Reflection #3 – Revision

I have been in my role as the Associate Dean of Teaching and Learning for 2 full years now. Most of you know that there is a steep learning curve when you start a new job, and because this is a newly created position, it seems like there is always more stuff that gets added to my position description. As it is, there are lots of moving parts, and as I begin every quarter it (almost) feels like a new job. But there are some activities or parts of my job that I feel like I have a good handle on now. So, do I just continue doing them in the same way for another year when things seem to be going well? I’m thinking about ways I can infuse some innovative practices into my work.

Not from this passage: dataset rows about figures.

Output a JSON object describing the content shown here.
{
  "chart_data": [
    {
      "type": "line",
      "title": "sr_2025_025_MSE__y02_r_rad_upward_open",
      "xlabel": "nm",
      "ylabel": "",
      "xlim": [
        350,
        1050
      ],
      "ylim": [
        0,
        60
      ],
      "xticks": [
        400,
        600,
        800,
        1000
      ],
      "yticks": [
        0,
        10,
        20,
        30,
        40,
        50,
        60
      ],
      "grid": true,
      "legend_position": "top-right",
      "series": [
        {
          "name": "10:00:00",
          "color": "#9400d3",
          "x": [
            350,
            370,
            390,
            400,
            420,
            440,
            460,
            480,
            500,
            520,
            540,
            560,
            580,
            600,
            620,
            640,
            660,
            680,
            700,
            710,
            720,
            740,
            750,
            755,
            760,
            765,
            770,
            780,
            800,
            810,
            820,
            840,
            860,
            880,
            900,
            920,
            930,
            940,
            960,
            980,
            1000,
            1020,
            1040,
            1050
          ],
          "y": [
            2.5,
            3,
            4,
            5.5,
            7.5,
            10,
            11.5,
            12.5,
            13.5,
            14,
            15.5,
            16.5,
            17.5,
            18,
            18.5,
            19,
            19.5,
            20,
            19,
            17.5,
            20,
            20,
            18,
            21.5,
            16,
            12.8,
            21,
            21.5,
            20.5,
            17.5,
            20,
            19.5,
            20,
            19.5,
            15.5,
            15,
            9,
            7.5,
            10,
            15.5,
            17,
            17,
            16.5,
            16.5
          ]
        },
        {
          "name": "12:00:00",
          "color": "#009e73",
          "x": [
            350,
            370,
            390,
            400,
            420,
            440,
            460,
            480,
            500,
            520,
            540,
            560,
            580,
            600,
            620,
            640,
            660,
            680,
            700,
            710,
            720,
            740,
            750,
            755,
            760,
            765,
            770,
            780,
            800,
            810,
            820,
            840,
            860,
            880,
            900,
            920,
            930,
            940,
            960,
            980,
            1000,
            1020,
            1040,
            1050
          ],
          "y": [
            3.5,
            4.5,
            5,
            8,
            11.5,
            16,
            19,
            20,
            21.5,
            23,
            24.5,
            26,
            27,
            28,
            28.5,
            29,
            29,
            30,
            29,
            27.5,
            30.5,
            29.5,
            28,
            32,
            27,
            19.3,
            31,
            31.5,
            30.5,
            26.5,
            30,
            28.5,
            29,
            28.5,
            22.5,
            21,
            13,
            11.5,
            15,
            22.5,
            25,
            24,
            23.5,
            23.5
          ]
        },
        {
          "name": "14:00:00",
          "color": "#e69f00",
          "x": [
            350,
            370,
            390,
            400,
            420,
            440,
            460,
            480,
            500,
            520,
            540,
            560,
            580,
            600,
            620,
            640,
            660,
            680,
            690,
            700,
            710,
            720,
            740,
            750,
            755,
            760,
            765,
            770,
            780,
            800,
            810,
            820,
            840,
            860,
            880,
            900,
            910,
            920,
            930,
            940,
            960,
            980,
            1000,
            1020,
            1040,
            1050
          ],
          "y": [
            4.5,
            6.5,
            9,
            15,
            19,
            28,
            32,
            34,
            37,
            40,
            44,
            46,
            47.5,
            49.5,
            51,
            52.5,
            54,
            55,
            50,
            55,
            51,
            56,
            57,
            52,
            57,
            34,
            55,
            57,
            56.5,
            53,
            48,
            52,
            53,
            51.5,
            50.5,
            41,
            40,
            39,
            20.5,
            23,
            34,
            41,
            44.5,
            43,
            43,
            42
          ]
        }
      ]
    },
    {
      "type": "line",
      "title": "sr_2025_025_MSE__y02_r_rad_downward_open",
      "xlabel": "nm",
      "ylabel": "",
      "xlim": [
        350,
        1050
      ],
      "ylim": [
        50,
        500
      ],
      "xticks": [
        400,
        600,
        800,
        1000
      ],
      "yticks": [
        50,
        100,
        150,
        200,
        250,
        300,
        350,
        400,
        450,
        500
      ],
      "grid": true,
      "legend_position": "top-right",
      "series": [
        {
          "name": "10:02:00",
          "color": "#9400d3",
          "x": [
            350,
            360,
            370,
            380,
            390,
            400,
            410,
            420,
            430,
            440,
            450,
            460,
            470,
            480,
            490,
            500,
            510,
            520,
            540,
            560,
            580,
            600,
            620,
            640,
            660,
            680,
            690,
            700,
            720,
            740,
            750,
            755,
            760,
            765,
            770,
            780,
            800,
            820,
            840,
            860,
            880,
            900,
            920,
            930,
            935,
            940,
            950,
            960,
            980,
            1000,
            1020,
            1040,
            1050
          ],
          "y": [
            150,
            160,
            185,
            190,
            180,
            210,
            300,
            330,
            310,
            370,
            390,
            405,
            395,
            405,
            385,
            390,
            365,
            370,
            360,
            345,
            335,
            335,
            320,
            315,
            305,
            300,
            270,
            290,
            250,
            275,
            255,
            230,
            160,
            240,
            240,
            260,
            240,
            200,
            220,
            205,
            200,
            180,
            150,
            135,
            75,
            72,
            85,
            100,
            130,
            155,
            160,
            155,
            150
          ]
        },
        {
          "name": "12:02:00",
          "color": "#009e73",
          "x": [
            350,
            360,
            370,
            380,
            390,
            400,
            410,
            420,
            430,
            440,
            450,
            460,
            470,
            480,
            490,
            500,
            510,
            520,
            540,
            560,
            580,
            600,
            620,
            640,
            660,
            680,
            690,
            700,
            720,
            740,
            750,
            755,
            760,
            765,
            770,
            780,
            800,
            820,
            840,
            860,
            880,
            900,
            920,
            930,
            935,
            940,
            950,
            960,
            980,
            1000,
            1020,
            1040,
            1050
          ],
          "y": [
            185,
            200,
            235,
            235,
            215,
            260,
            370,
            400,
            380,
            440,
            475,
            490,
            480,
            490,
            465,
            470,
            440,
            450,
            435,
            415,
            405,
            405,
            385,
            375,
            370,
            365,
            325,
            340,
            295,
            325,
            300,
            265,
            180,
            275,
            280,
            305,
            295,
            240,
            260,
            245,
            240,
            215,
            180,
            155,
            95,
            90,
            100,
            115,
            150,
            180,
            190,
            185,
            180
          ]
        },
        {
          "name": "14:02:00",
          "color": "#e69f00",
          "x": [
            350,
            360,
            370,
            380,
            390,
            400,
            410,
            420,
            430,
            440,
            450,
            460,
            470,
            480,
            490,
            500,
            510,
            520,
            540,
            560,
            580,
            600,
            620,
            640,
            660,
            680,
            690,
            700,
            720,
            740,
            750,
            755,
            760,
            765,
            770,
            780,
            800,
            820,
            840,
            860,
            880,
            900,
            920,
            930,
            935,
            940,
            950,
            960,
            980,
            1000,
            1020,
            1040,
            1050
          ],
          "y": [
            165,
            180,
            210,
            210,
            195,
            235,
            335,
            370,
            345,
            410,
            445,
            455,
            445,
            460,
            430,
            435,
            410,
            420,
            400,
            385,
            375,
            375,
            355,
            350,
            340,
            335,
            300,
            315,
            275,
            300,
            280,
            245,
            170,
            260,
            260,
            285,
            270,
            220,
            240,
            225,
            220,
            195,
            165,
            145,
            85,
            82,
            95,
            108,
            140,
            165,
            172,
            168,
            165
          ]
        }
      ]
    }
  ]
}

If you have been teaching the same class for a while, maybe it’s time to do some revision. While I do not recommend completely revising a class (especially only weeks from the beginning of a quarter), why not try a new assignment? Or introducing students to transparent rubrics if you have not been using them? Start small, and then measure the effects. If you use an assignment but create a new rubric, are you seeing an improvement in student grades and understanding of the material? Remember that revisions should not be taken lightly. They require substantial planning – even for something as “small” as a new assignment or rubric.

So if things don’t go well, reflect on what happened (see Resolution #2). Actually, even if things did go well, reflect on it! It could be that the assignment was a great one, but the directions were not clear. Ask students for feedback (using formative assessments) to help improve your work. And take a look back at September’s blog post, “What to do if you’re having an off day.” Learning from failure is an important task to master!

I hope that you had a great fall quarter, and are looking forward to the New Year, new classes, and new students. There is nothing more satisfying than the look on a student’s face when they begin to comprehend the material. I hope you have that experience many times in 2017!